News From Terre Haute, Indiana

September 28, 2013

Man gets 25 years for Ponzi scheme

Fraud investigation revealed family, friends among targets

Arthur Foulkes
The Tribune-Star

TERRE HAUTE — Jason Severs, a Terre Haute man accused of running a Ponzi scheme to defraud victims out of more than $1 million, is facing up to 25 years in prison.

Judge Michael Lewis sided with the prosecutor’s request Friday and gave Severs 25 years, the maximum possible under a plea deal struck earlier this year. With good behavior, Severs could be out in 12 1⁄2 years, Lewis said.

As part of that deal, Severs, 39, pleaded guilty to one count of securities fraud involving people older than age 60, a class-B felony.

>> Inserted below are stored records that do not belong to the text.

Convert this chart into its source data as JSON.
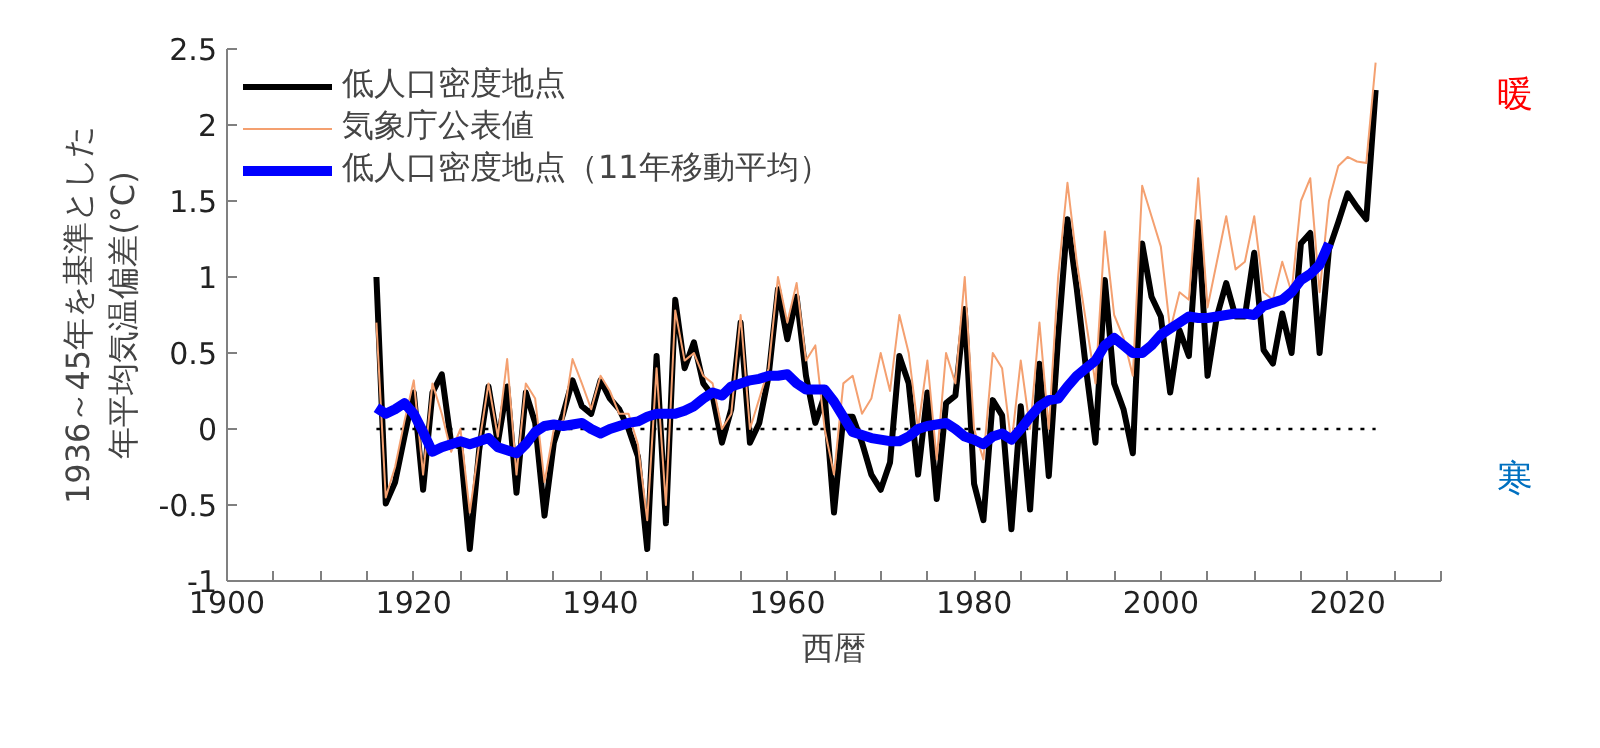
{
  "chart_data": {
    "type": "line",
    "xlabel": "西暦",
    "ylabel": "1936～45年を基準とした年平均気温偏差(°C)",
    "xlim": [
      1900,
      2030
    ],
    "xticks": [
      1900,
      {
        "value": 1905,
        "label": null
      },
      {
        "value": 1910,
        "label": null
      },
      {
        "value": 1915,
        "label": null
      },
      1920,
      {
        "value": 1925,
        "label": null
      },
      {
        "value": 1930,
        "label": null
      },
      {
        "value": 1935,
        "label": null
      },
      1940,
      {
        "value": 1945,
        "label": null
      },
      {
        "value": 1950,
        "label": null
      },
      {
        "value": 1955,
        "label": null
      },
      1960,
      {
        "value": 1965,
        "label": null
      },
      {
        "value": 1970,
        "label": null
      },
      {
        "value": 1975,
        "label": null
      },
      1980,
      {
        "value": 1985,
        "label": null
      },
      {
        "value": 1990,
        "label": null
      },
      {
        "value": 1995,
        "label": null
      },
      2000,
      {
        "value": 2005,
        "label": null
      },
      {
        "value": 2010,
        "label": null
      },
      {
        "value": 2015,
        "label": null
      },
      2020,
      {
        "value": 2025,
        "label": null
      },
      {
        "value": 2030,
        "label": null
      }
    ],
    "ylim": [
      -1,
      2.5
    ],
    "yticks": [
      -1,
      -0.5,
      0,
      0.5,
      1,
      1.5,
      2,
      2.5
    ],
    "grid": false,
    "legend": "top left",
    "ref_lines": [
      {
        "axis": "y",
        "value": 0,
        "color": "#000000",
        "line_style": "dotted"
      }
    ],
    "annotations": [
      "暖",
      "寒"
    ],
    "series": [
      {
        "name": "低人口密度地点",
        "color": "#000000",
        "x": [
          1916,
          1917,
          1918,
          1919,
          1920,
          1921,
          1922,
          1923,
          1924,
          1925,
          1926,
          1927,
          1928,
          1929,
          1930,
          1931,
          1932,
          1933,
          1934,
          1935,
          1936,
          1937,
          1938,
          1939,
          1940,
          1941,
          1942,
          1943,
          1944,
          1945,
          1946,
          1947,
          1948,
          1949,
          1950,
          1951,
          1952,
          1953,
          1954,
          1955,
          1956,
          1957,
          1958,
          1959,
          1960,
          1961,
          1962,
          1963,
          1964,
          1965,
          1966,
          1967,
          1968,
          1969,
          1970,
          1971,
          1972,
          1973,
          1974,
          1975,
          1976,
          1977,
          1978,
          1979,
          1980,
          1981,
          1982,
          1983,
          1984,
          1985,
          1986,
          1987,
          1988,
          1989,
          1990,
          1991,
          1992,
          1993,
          1994,
          1995,
          1996,
          1997,
          1998,
          1999,
          2000,
          2001,
          2002,
          2003,
          2004,
          2005,
          2006,
          2007,
          2008,
          2009,
          2010,
          2011,
          2012,
          2013,
          2014,
          2015,
          2016,
          2017,
          2018,
          2019,
          2020,
          2021,
          2022,
          2023
        ],
        "values": [
          1.0,
          -0.49,
          -0.35,
          -0.05,
          0.24,
          -0.4,
          0.24,
          0.36,
          -0.09,
          -0.12,
          -0.79,
          -0.14,
          0.28,
          -0.09,
          0.28,
          -0.42,
          0.24,
          0.04,
          -0.57,
          -0.09,
          0.1,
          0.32,
          0.15,
          0.1,
          0.32,
          0.2,
          0.13,
          0.0,
          -0.18,
          -0.79,
          0.48,
          -0.62,
          0.85,
          0.4,
          0.57,
          0.3,
          0.22,
          -0.09,
          0.13,
          0.7,
          -0.09,
          0.04,
          0.35,
          0.92,
          0.59,
          0.87,
          0.35,
          0.04,
          0.22,
          -0.55,
          0.08,
          0.08,
          -0.09,
          -0.3,
          -0.4,
          -0.22,
          0.48,
          0.3,
          -0.3,
          0.24,
          -0.46,
          0.17,
          0.22,
          0.79,
          -0.36,
          -0.6,
          0.19,
          0.09,
          -0.66,
          0.15,
          -0.53,
          0.43,
          -0.31,
          0.6,
          1.38,
          0.92,
          0.39,
          -0.09,
          0.98,
          0.3,
          0.13,
          -0.16,
          1.22,
          0.87,
          0.74,
          0.24,
          0.65,
          0.48,
          1.36,
          0.35,
          0.74,
          0.96,
          0.74,
          0.74,
          1.16,
          0.52,
          0.43,
          0.76,
          0.5,
          1.22,
          1.29,
          0.5,
          1.18,
          1.36,
          1.55,
          1.46,
          1.38,
          2.23
        ]
      },
      {
        "name": "気象庁公表値",
        "color": "#f4a070",
        "x": [
          1916,
          1917,
          1918,
          1919,
          1920,
          1921,
          1922,
          1923,
          1924,
          1925,
          1926,
          1927,
          1928,
          1929,
          1930,
          1931,
          1932,
          1933,
          1934,
          1935,
          1936,
          1937,
          1938,
          1939,
          1940,
          1941,
          1942,
          1943,
          1944,
          1945,
          1946,
          1947,
          1948,
          1949,
          1950,
          1951,
          1952,
          1953,
          1954,
          1955,
          1956,
          1957,
          1958,
          1959,
          1960,
          1961,
          1962,
          1963,
          1964,
          1965,
          1966,
          1967,
          1968,
          1969,
          1970,
          1971,
          1972,
          1973,
          1974,
          1975,
          1976,
          1977,
          1978,
          1979,
          1980,
          1981,
          1982,
          1983,
          1984,
          1985,
          1986,
          1987,
          1988,
          1989,
          1990,
          1991,
          1992,
          1993,
          1994,
          1995,
          1996,
          1997,
          1998,
          1999,
          2000,
          2001,
          2002,
          2003,
          2004,
          2005,
          2006,
          2007,
          2008,
          2009,
          2010,
          2011,
          2012,
          2013,
          2014,
          2015,
          2016,
          2017,
          2018,
          2019,
          2020,
          2021,
          2022,
          2023
        ],
        "values": [
          0.7,
          -0.45,
          -0.25,
          0.05,
          0.32,
          -0.3,
          0.3,
          0.1,
          -0.15,
          0.0,
          -0.55,
          -0.1,
          0.3,
          -0.05,
          0.46,
          -0.3,
          0.3,
          0.2,
          -0.35,
          0.0,
          0.06,
          0.46,
          0.3,
          0.13,
          0.35,
          0.25,
          0.1,
          0.1,
          -0.1,
          -0.6,
          0.4,
          -0.5,
          0.78,
          0.45,
          0.5,
          0.35,
          0.3,
          0.0,
          0.1,
          0.75,
          0.0,
          0.2,
          0.4,
          1.0,
          0.7,
          0.96,
          0.45,
          0.55,
          null,
          -0.3,
          0.3,
          0.35,
          0.1,
          0.2,
          0.5,
          0.25,
          0.75,
          0.5,
          0.0,
          0.45,
          -0.2,
          0.5,
          0.3,
          1.0,
          0.0,
          -0.2,
          0.5,
          0.4,
          -0.1,
          0.45,
          0.0,
          0.7,
          0.0,
          1.0,
          1.62,
          1.1,
          0.7,
          0.3,
          1.3,
          0.75,
          0.6,
          0.35,
          1.6,
          1.4,
          1.2,
          0.65,
          0.9,
          0.85,
          1.65,
          0.8,
          1.1,
          1.4,
          1.05,
          1.1,
          1.4,
          0.9,
          0.85,
          1.1,
          0.9,
          1.5,
          1.65,
          0.9,
          1.5,
          1.73,
          1.79,
          1.76,
          1.75,
          2.41
        ]
      },
      {
        "name": "低人口密度地点（11年移動平均）",
        "color": "#0000ff",
        "x": [
          1916,
          1917,
          1918,
          1919,
          1920,
          1921,
          1922,
          1923,
          1924,
          1925,
          1926,
          1927,
          1928,
          1929,
          1930,
          1931,
          1932,
          1933,
          1934,
          1935,
          1936,
          1937,
          1938,
          1939,
          1940,
          1941,
          1942,
          1943,
          1944,
          1945,
          1946,
          1947,
          1948,
          1949,
          1950,
          1951,
          1952,
          1953,
          1954,
          1955,
          1956,
          1957,
          1958,
          1959,
          1960,
          1961,
          1962,
          1963,
          1964,
          1965,
          1966,
          1967,
          1968,
          1969,
          1970,
          1971,
          1972,
          1973,
          1974,
          1975,
          1976,
          1977,
          1978,
          1979,
          1980,
          1981,
          1982,
          1983,
          1984,
          1985,
          1986,
          1987,
          1988,
          1989,
          1990,
          1991,
          1992,
          1993,
          1994,
          1995,
          1996,
          1997,
          1998,
          1999,
          2000,
          2001,
          2002,
          2003,
          2004,
          2005,
          2006,
          2007,
          2008,
          2009,
          2010,
          2011,
          2012,
          2013,
          2014,
          2015,
          2016,
          2017,
          2018
        ],
        "values": [
          0.14,
          0.1,
          0.13,
          0.17,
          0.1,
          -0.02,
          -0.15,
          -0.12,
          -0.1,
          -0.08,
          -0.1,
          -0.08,
          -0.06,
          -0.12,
          -0.14,
          -0.16,
          -0.1,
          -0.02,
          0.02,
          0.03,
          0.02,
          0.03,
          0.04,
          0.0,
          -0.03,
          0.0,
          0.02,
          0.04,
          0.05,
          0.08,
          0.1,
          0.1,
          0.1,
          0.12,
          0.15,
          0.2,
          0.24,
          0.22,
          0.28,
          0.3,
          0.32,
          0.33,
          0.35,
          0.35,
          0.36,
          0.3,
          0.26,
          0.26,
          0.26,
          0.18,
          0.08,
          -0.02,
          -0.04,
          -0.06,
          -0.07,
          -0.08,
          -0.08,
          -0.05,
          0.0,
          0.02,
          0.03,
          0.04,
          0.0,
          -0.05,
          -0.07,
          -0.1,
          -0.05,
          -0.03,
          -0.07,
          0.0,
          0.08,
          0.15,
          0.19,
          0.2,
          0.28,
          0.35,
          0.4,
          0.45,
          0.55,
          0.6,
          0.55,
          0.5,
          0.5,
          0.55,
          0.62,
          0.66,
          0.7,
          0.74,
          0.73,
          0.73,
          0.74,
          0.75,
          0.76,
          0.76,
          0.75,
          0.81,
          0.83,
          0.85,
          0.9,
          0.98,
          1.02,
          1.08,
          1.22
        ]
      }
    ]
  }
}
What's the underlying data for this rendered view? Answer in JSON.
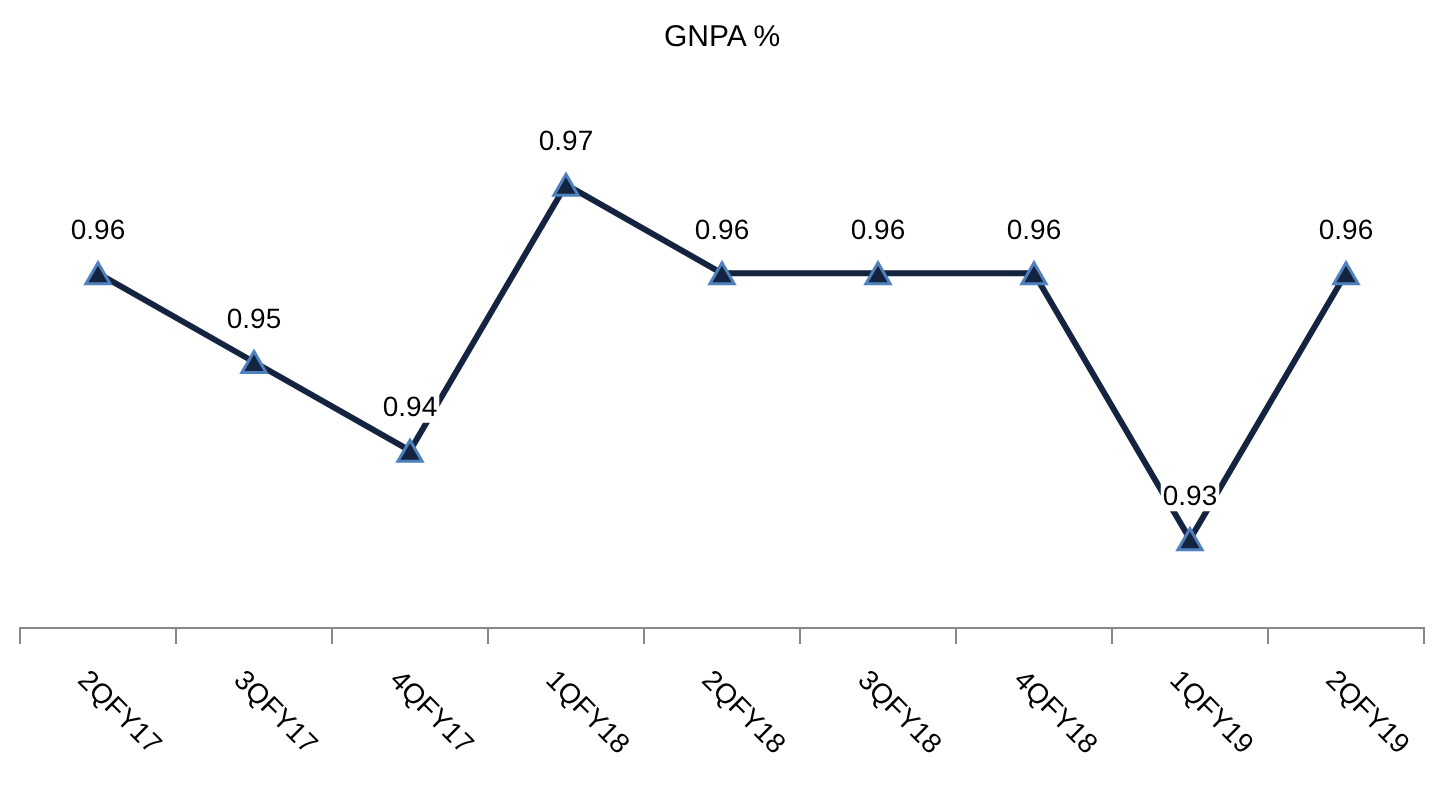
{
  "chart_data": {
    "type": "line",
    "title": "GNPA %",
    "categories": [
      "2QFY17",
      "3QFY17",
      "4QFY17",
      "1QFY18",
      "2QFY18",
      "3QFY18",
      "4QFY18",
      "1QFY19",
      "2QFY19"
    ],
    "series": [
      {
        "color": "#14233f",
        "values": [
          0.96,
          0.95,
          0.94,
          0.97,
          0.96,
          0.96,
          0.96,
          0.93,
          0.96
        ]
      }
    ],
    "data_labels": true,
    "marker": "triangle",
    "legend": false,
    "grid": false
  }
}
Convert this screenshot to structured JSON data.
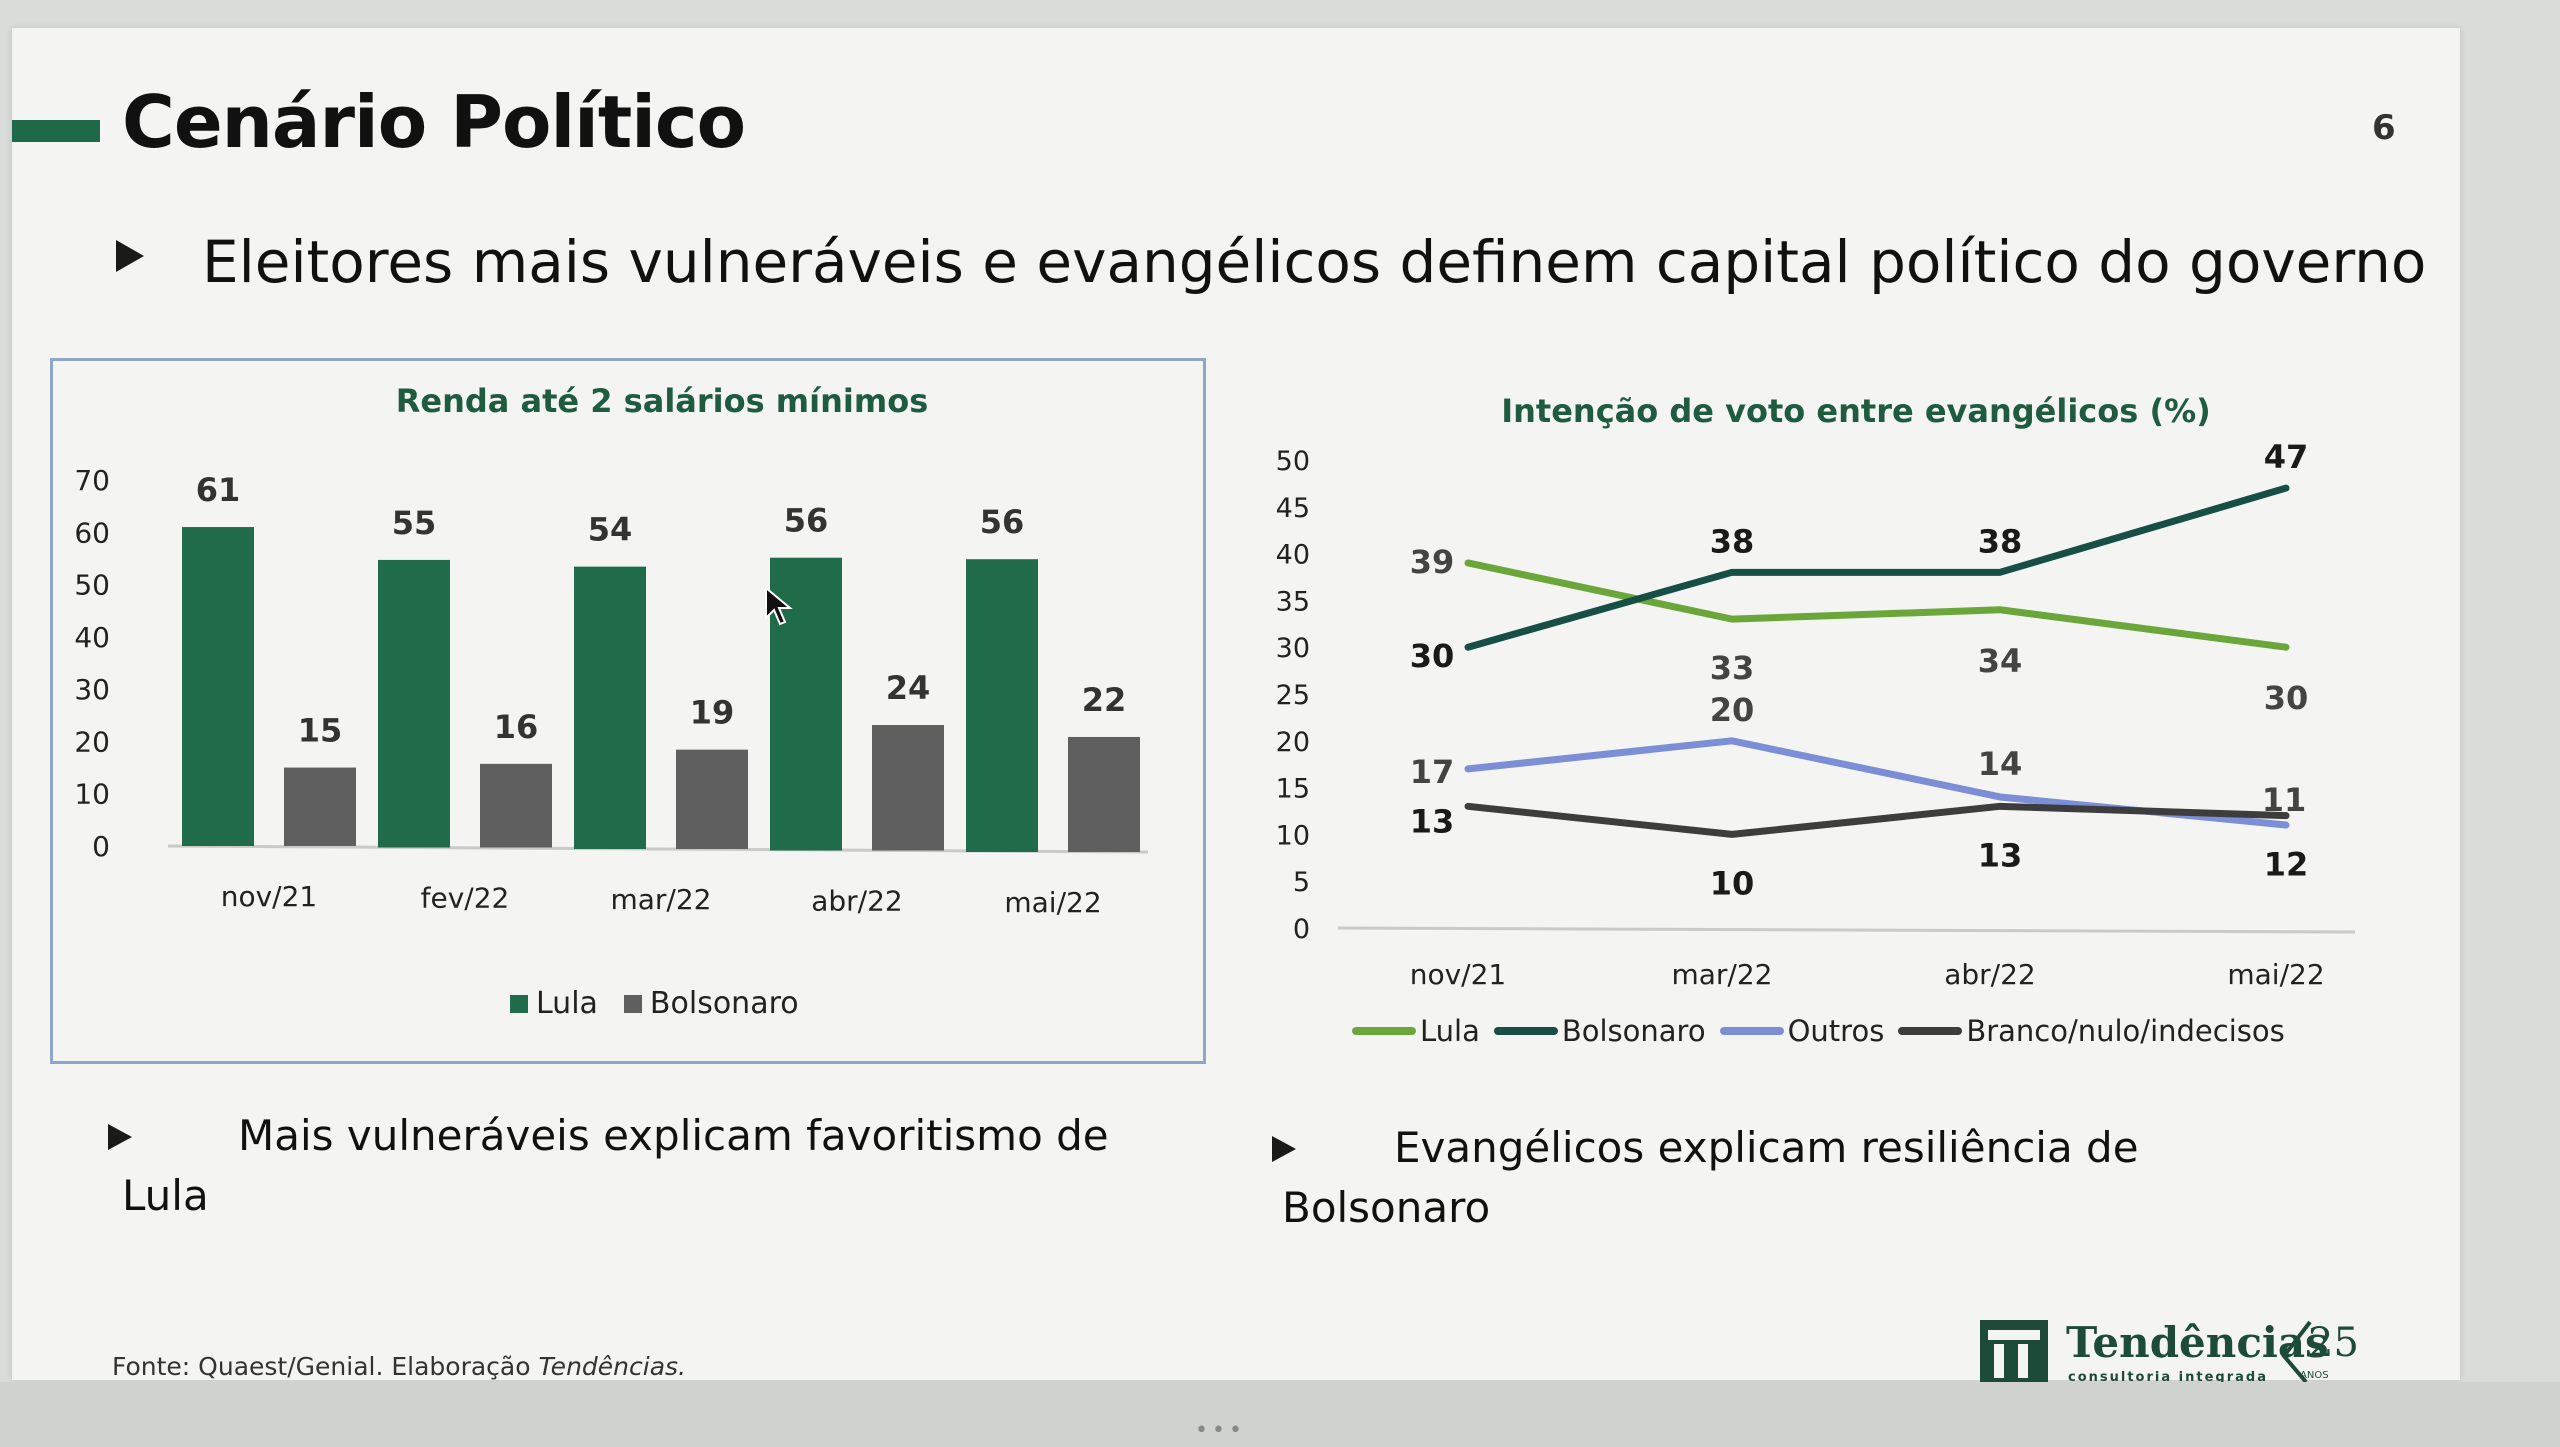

He also pleaded guilty to selling unregistered securities and failing to register as a securities professional, both class-C felonies.

In a slightly broken voice, Severs answered “Yes” when Lewis asked whether he planned to appeal the sentence.

Severs’ defense attorney, Kathleen Sweeney, argued for a lighter sentence of six years. She said Severs, who was released on his own recognizance after spending 10 months in the Vigo County jail, had not fled the area despite facing a certain stint in jail.

“He could have run, and he didn’t,” Sweeney told Lewis. She also said Severs had not lived an extravagant life style and had sold his home to provide cash to begin to repay his victims.

“I don’t know what else you can do,” Sweeney said.

But Lewis didn’t buy those arguments, calling this “one of the most outrageous cases I’ve ever had before me.” He noted that many of Severs’ victims lost their entire life savings.

Prosecutors believe Severs’ overall scheme involved more than $3 million. However, based on bank documents uncovered in an investigation by the Indiana Secretary of State’s office, they settled on a more conservative figure of $1.37 million.

Severs, especially while in prison, is unlikely to be in a position to repay his victims, said Rob Roberts, chief deputy prosecutor. However, there are federal tax deductions for victims of Ponzi schemes, he said. Also, the Indiana Secretary of State’s office has a restitution fund that can repay victims up to $15,000, said Connie Lawson, Indiana Secretary of State, who was in Terre Haute Friday for the sentencing hearing.

The amounts victims lost to Severs ranged from $5,000 to more than $300,000, Roberts said in a news conference shortly after the sentencing.

Authorities became aware of Severs’ activities in 2011 when an Ohio woman filed a report with the Terre Haute Police Department, said Jason Saunders, deputy Vigo County prosecutor, also speaking during the post-sentencing news conference. She had made a $50,000 investment with Severs and had requested $10,000 back. She became suspicious after Severs was unable to pay her the money, Saunders said.

An investigation by Sgt. Pete Holvey of the Terre Haute Police Department and investigators with the Indiana Secretary of State’s office found that no money collected by Severs had been invested. Instead, the money was used for Severs’ personal expenses, such as car payments, his mortgage, credit cards, utilities and cash withdrawals. His credit card payments totaled approximately $200,000, Saunders said in the news conference.

Severs is originally from Sullivan County but had been living in Terre Haute at the time of his arrest. His scam targeted friends, family and acquaintances. Severs gave his victims the false impression he was a “sophisticated, international businessman,” Roberts said during the hearing.

Documents recovered from Severs’ home, from which he operated his scam, showed he was promising his investors rates of return as high as 22 percent.

Secretary of State Lawson, who sat in the gallery during the sentencing hearing in Division 6 court and took part in the post-sentencing news conference, said, unfortunately, such cases are not uncommon.

“It really isn’t that unusual,” she said, adding the well-known expression that if something seems too good to be true, it probably is.